Résumons donc par cette citation de J. Geninasca qu’« un énoncé verbal, pour autant qu’il soit informé d’une organisation spatiale, acquiert le statut d’un texte discursivement interprétable. Devenu le lieu d’une opération de « transsubstantiation » qui, transposant les termes et les relations dont il est informé sur la dimension sémantique, il assure l’instauration de la totalité signifiante d’un discours » (2004).

C’est l’énonciation, qui, « articulant deux espaces textuels, installe entre les représentations qu’on leur assigne un rapport de transformation, les opérations énonciatives ayant pour corrélat celles des morphologies textuelles » (1997 : 93-94).

Concluons pour le moment que le concept de syntagme sériel permet de rendre compte de l’organisation, lors de la lecture, du champ des représentations. Des contraintes de cohérence et de lisibilité dépendantes de l’instance énonciative permettent la reconnaissance d’énoncés, qui « sans se confondre nécessairement avec l’une des unités constitutives de la structure discursive, reproduisent, en des endroits non prédéterminés, le principe d’organisation du texte global » (1997 : 79).

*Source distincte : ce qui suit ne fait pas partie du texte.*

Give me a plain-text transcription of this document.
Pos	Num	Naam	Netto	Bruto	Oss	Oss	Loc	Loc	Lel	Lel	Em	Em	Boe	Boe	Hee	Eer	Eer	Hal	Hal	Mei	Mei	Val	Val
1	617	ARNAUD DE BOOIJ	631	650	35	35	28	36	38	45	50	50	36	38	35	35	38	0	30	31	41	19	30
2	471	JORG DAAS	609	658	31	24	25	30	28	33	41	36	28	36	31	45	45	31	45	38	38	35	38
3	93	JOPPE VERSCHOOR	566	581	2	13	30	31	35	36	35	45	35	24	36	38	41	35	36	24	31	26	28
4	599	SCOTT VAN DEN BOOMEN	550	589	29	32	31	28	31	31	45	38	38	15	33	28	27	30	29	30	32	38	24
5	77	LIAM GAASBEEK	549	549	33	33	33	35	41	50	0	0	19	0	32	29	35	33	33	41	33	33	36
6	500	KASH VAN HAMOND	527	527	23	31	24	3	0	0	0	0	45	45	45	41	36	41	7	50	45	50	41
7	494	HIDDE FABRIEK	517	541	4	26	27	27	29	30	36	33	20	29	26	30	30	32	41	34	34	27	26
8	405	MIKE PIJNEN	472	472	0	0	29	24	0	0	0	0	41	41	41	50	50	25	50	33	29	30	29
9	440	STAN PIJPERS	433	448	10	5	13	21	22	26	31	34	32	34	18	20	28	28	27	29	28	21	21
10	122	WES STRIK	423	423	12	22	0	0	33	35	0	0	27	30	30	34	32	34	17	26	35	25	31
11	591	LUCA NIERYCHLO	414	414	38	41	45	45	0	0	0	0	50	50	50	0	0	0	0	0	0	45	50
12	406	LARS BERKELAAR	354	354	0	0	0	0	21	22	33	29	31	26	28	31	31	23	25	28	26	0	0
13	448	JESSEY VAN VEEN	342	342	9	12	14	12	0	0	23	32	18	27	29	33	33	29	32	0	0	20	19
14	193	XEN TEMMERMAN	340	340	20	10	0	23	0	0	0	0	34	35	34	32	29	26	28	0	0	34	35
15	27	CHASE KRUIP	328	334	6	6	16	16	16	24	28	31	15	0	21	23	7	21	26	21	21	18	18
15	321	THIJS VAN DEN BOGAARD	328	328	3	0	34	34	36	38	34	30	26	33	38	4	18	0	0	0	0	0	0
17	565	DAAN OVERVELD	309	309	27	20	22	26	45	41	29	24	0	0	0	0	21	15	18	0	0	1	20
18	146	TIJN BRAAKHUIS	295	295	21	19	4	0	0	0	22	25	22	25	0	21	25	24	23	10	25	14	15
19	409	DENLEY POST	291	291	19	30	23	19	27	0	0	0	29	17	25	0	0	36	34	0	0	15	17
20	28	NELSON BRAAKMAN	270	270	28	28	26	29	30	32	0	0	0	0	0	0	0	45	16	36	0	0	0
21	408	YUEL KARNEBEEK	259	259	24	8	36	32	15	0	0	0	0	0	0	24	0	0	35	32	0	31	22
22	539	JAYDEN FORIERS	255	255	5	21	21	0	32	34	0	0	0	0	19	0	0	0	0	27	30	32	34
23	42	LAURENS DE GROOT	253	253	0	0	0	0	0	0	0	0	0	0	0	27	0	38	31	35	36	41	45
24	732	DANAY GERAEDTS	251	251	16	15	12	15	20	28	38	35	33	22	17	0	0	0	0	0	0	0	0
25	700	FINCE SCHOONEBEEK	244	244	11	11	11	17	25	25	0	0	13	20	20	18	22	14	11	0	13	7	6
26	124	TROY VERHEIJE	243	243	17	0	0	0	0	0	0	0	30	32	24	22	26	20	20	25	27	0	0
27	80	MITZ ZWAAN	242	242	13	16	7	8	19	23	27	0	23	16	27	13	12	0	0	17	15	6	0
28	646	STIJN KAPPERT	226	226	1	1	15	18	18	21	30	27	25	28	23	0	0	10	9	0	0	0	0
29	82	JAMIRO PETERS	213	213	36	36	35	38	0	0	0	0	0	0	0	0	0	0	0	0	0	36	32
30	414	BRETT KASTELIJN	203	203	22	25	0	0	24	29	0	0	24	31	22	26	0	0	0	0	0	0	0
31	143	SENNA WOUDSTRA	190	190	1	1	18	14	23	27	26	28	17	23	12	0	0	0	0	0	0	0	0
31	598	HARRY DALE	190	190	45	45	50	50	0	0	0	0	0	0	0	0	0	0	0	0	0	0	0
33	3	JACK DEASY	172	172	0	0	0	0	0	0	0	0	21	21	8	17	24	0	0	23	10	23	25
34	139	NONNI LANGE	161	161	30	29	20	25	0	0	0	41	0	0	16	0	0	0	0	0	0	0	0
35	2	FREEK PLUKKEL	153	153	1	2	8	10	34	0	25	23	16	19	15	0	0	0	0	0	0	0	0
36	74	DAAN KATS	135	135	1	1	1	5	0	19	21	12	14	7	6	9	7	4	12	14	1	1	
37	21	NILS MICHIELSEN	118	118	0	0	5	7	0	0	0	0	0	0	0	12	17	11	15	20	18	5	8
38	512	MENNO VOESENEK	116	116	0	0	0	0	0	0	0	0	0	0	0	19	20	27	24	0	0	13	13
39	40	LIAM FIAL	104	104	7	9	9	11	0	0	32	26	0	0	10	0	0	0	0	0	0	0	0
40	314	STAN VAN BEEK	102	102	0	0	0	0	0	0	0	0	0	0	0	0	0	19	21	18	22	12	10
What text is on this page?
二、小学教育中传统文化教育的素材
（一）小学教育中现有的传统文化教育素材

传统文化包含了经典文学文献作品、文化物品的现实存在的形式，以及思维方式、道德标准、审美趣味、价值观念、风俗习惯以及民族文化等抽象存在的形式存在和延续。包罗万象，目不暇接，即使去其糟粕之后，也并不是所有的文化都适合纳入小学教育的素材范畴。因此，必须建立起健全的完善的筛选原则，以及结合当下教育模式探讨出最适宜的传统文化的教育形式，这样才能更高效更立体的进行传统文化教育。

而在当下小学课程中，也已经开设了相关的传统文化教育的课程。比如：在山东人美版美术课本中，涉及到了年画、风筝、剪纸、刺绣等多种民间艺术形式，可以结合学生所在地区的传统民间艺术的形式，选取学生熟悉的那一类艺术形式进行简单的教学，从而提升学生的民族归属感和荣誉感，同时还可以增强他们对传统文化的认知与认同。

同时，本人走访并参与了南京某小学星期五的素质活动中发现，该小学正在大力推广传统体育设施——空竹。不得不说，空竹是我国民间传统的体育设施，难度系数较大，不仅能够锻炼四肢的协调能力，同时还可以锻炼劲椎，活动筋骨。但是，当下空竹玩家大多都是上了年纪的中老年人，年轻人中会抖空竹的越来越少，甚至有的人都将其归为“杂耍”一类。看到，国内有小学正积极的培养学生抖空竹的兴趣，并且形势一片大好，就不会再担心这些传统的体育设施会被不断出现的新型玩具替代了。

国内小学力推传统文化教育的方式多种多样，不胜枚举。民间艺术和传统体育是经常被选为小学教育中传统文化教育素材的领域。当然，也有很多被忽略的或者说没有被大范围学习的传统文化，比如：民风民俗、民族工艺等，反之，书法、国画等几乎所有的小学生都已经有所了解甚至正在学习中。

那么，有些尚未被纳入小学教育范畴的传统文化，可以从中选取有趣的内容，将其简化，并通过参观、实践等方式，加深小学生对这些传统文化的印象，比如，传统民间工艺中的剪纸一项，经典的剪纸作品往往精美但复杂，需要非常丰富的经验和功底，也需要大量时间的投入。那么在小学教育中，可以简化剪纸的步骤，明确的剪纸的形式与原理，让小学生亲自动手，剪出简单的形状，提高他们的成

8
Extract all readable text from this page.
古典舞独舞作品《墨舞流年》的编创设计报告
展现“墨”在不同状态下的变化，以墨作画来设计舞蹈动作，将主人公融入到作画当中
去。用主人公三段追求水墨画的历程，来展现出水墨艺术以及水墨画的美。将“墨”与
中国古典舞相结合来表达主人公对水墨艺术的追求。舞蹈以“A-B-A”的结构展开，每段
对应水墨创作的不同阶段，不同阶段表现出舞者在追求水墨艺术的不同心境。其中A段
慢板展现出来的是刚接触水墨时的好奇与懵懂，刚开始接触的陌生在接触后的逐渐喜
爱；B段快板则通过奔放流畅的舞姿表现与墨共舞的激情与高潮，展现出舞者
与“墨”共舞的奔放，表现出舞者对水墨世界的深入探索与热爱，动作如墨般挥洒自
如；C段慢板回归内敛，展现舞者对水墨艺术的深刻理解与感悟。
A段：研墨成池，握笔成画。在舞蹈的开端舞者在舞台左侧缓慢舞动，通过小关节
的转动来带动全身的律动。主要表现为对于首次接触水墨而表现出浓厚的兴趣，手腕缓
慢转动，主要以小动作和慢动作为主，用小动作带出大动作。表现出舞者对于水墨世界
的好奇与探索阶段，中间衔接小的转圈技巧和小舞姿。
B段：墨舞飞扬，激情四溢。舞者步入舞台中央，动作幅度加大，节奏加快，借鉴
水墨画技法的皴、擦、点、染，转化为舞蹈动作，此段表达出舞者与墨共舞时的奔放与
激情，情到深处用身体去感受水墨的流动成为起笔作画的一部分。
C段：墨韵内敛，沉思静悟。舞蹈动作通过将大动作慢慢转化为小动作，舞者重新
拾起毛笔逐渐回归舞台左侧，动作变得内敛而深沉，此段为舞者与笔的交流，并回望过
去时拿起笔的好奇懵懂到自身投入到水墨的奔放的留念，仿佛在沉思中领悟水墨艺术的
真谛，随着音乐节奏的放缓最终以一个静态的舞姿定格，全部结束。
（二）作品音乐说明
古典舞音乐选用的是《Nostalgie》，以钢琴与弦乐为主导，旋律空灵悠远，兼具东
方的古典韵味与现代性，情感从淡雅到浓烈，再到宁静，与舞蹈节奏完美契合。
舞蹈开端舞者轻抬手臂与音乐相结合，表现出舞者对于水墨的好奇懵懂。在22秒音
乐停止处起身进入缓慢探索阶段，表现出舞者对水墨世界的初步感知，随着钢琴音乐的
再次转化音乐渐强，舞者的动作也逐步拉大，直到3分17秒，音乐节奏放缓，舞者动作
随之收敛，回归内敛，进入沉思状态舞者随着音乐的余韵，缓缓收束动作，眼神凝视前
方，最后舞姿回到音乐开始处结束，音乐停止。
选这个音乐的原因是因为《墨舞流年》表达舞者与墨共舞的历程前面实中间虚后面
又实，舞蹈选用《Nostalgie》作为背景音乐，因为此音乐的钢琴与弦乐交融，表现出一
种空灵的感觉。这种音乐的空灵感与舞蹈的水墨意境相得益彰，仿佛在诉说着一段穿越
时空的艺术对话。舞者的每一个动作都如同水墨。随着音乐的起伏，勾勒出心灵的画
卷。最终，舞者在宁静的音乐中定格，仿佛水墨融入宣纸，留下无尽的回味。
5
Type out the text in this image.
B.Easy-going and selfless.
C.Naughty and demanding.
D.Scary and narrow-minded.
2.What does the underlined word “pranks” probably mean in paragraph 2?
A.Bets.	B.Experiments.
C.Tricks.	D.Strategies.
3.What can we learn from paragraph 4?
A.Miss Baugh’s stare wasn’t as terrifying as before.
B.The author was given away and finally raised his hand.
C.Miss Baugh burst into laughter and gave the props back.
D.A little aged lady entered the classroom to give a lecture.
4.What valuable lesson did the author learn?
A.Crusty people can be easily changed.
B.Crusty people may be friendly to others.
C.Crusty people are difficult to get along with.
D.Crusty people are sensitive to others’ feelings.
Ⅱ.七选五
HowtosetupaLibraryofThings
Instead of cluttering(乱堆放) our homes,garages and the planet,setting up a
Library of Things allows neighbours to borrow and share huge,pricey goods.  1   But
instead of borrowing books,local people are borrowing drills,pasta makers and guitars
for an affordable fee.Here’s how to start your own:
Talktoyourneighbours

L’introduction des concepts de « saisie » et de « rationalité » dans l’instauration des objets sémiotiques littéraires montre en effet que « toute réflexion sur les figures rhétoriques présuppose une théorie, aussi élémentaire soit-elle, de l’énonciation et de son sujet » (1997 : 62). Ainsi, renouvelle-t-elle complètement la question de la communication littéraire (cf. infra) en mettant en évidence le rôle actif du lecteur dans la prise en charge du texte. Dans le cadre de notre travail, soulignons que la théorie discursive de J. Geninasca nous permet de déterminer le rôle des formes textuelles dans la prise en charge et l’instauration du texte comme « totalité signifiante » par le lecteur, ce qui se révèle très intéressant dans le cas des discours fragmentés.